Adam’s head snapped up, eyes locking on mine. Pride. Fierce, raw, unshakable.
The world narrowed to the two of us for a breath—until Hawk shouted, “More incoming! East side!”
My lungs burned, my body shook, but I lifted my chin. “Then we finish it.”
I caught Adam’s faint smile before he turned back to the fight.
And for the first time, I knew—I wasn’t just surviving this war.
I was winning it.
104
Adam
Gunfire rattled the steel maze of containers, each shot a thunderclap in my skull. Hawk’s curses lit the communications, Blade’s knife flashed as he went hand-to-hand with a guard too close for a clean shot, and Logan’s rifle cracked steady cover from the flank.
But all I saw was Raine.
She stood in the open, pistol steady, fire in her eyes as if the bullets screaming past were nothing but noise. She wasn’t breaking. She wasn’t bending. She was holding the line.
I dragged another victim out of the trailer—barely more than a boy, his skin clammy, his eyes hollow—and shoved him toward Russ. Then I turned back, and my chest went tight.

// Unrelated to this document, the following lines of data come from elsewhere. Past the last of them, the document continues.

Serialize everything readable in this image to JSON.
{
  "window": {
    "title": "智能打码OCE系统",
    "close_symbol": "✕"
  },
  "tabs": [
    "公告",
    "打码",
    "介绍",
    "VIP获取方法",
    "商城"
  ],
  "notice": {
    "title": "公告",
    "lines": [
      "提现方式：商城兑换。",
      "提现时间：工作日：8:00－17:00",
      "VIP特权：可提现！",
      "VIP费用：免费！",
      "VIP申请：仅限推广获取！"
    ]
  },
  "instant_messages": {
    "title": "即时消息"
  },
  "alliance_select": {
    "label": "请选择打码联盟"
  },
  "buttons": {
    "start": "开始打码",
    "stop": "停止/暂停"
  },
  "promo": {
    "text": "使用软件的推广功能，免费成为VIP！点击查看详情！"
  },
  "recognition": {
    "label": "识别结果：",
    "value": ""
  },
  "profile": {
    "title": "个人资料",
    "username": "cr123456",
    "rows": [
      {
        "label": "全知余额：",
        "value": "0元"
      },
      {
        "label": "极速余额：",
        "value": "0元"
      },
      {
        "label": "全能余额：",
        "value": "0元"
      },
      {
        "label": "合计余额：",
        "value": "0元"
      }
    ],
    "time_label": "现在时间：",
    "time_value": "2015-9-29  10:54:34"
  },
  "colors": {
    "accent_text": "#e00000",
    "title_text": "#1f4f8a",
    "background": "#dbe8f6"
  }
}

Because Raine was still out there, wide open.
“Raine!” I roared, grabbing her shoulder, yanking her into cover against the container wall. She slammed into me, her breath ragged, her ribs trembling against my arm.
“I had it,” she snapped, eyes flashing.
“I know,” I said, my forehead dropping to hers, the world narrowing to the heat of her breath and the pounding of her heart. “But I’m not losing you. Not here. Not ever.”
Her eyes softened—just for a breath, just enough to cut through the thunder. She pressed her lips to mine, fast, fierce, like a promise ripped from fire.
Then Hawk’s shout tore us back to war.
“More trucks rolling out! We’ve got thirty seconds before this place turns into a slaughterhouse!”
I cupped her cheek, just once, just enough to burn the memory in. “On me.”
Her chin lifted, fire blazing again. “Always.”
We surged back into the storm together.
105
Raine
The SUV reeked of gunpowder and sweat. My hands still shook from the recoil, ears ringing from the firefight, but the silence inside the vehicle was louder than the gunfire had been.
The rescued victims filled every inch of space—slumped against seats, curled on the floor, their breaths shallow but alive. Alive.
Hawk leaned his head back against the window, rifle propped across his lap, eyes half-shut but twitching like he was still in the fight. Blade cleaned his knife with a rag, movements slow, deliberate, ritual. Logan muttered under his breath, checking and re-checking his mags, as if he couldn’t stop.
Russ scribbled notes with a trembling hand, the lines of his face heavy with what we’d seen. Boone’s laptop glowed faintly in the back seat, the only light in the hush, his fingers stilled for once.
And Adam—
Adam drove; Logan drove the other vehicle. Adam’s knuckles were white on the wheel, gray-blue eyes locked on the road, unfurling black in front of us. But every so often, his thumbbrushed mine where our hands were tangled together across the console. Steady. Fierce. Alive.